Currently, Octopus deploys NuGet packages to destination machines, and handles all the orchestration around the deployment.
From an application packaging point of view, a NuGet package is similar to a Docker container image:
- To build a NuGet package, we take your code, compile it, and bundle the results into a package, and give it a version stamp.
- To build a Docker image, we take a Dockerfile, and run
docker build
, and it creates an image with a version stamp
From a deployment orchestation point of view, the two are also very similar:
- We want to build a NuGet package once, then deploy it many times (test, staging, prod, across many machines). The NuGet package contains everything we need to run the app (except the OS/runtimes) so we can have confidence that what we test is what we put in prod. After testing in test, we wouldn't want to recompile our code from scratch to deploy to prod.
- We want to build a Docker image once, then deploy it many times (test, staging, prod, across many hosts). The image contains everything to run the package, including the OS, so we are guaranteed that what we tested is what is going to prod. After testing in test, we wouldn't want to build a new image to deploy to prod.

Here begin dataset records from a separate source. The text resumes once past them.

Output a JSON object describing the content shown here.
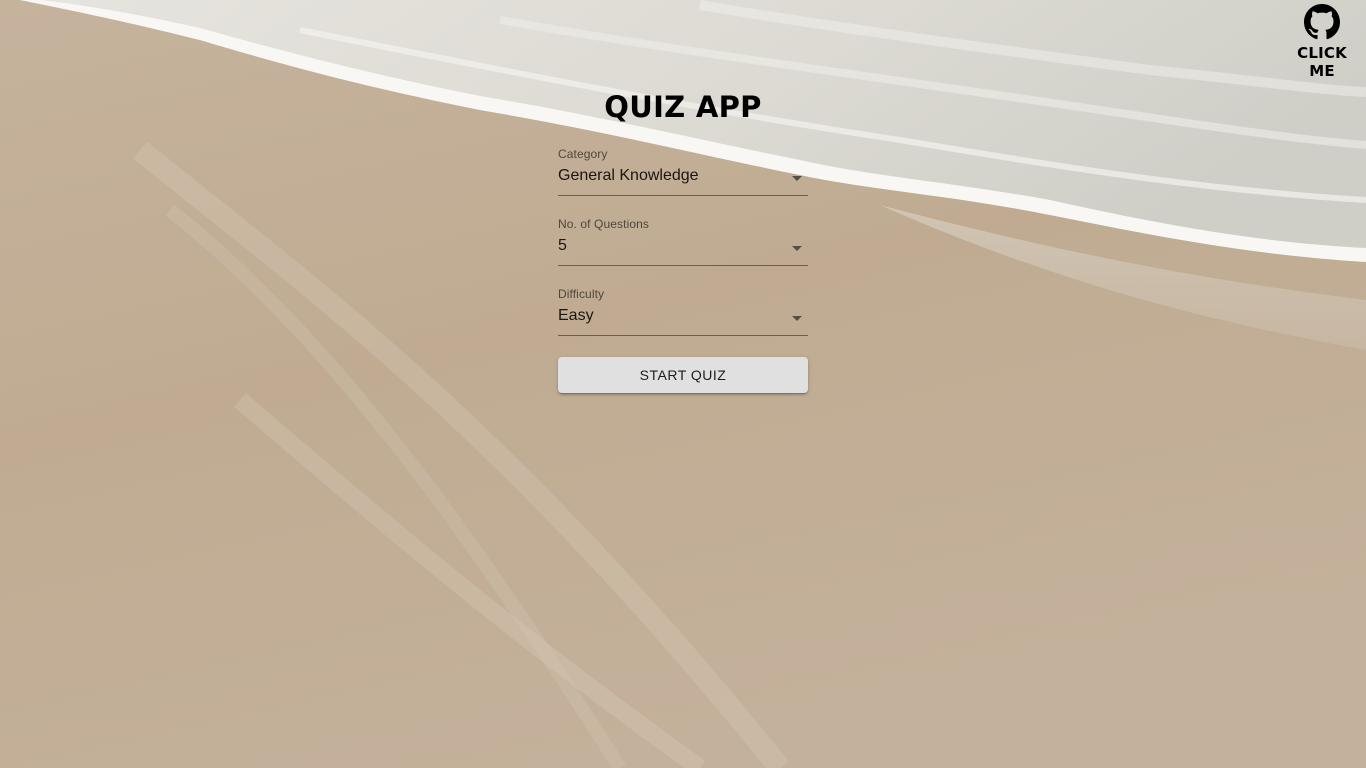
{
  "header": {
    "github_label": "CLICK ME",
    "github_icon": "github-icon"
  },
  "app": {
    "title": "QUIZ APP",
    "fields": [
      {
        "label": "Category",
        "value": "General Knowledge"
      },
      {
        "label": "No. of Questions",
        "value": "5"
      },
      {
        "label": "Difficulty",
        "value": "Easy"
      }
    ],
    "start_label": "START QUIZ"
  },
  "colors": {
    "sand": "#c4b098",
    "water": "#d8d6cf",
    "foam": "#f7f6f3",
    "button": "#e0e0e0",
    "text": "#000000"
  }
}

So Docker support in Octopus would mean:
- In addition to "Deploy a NuGet package" steps, we have "Deploy a Docker image" steps
- In addition to NuGet feeds that provide packages, we have Docker registries
- When you create a release, as well as choosing the version of NuGet packages, you can choose the version of Docker images
- As you promote the release through test/staging/prod, as well as using the same NuGet packages, you'll use the same Docker images
- Docker hosts become machines that you manage in the Octopus environments tab
Some things we need to figure out:
- Image distribution. Do we expect all docker hosts to pull images directly from the registry, or will Octopus pull images and transfer them directly to the hosts?
- Configuration. Can we assume all configuration is built into the image or provided externally (when docker run is called) or will we need to modify images slightly?
I like your general approach.
Typically per-environment configuration is omitted from Docker images and instead provided at run-time through one of, or a combination of, environment variables, mapped volumes, and linked containers. I think Octopus should enable this approach.
Last time I looked at the Docker Registry protocol it was reasonably straight-forward and it may be sensible for the Octopus server to act as the default registry and let the Docker hosts pull the images that way... especially when images inherit from other images or only the last layers change.
As @serbrech mentioned, Mesos, Kubernetes, etc abstract the Docker host concept and I'm not sure how a Tentacle would fit here. Having the Octopus server act as a registry that a Mesos cluster could pull from would help. Perhaps Octopus could interact with a Mesos cluster or Docker Swarm as just another Deployment Target Type.
Octopus may not support all Docker cluster implementations but given that Mesos supports Windows it would probably be a good candidate.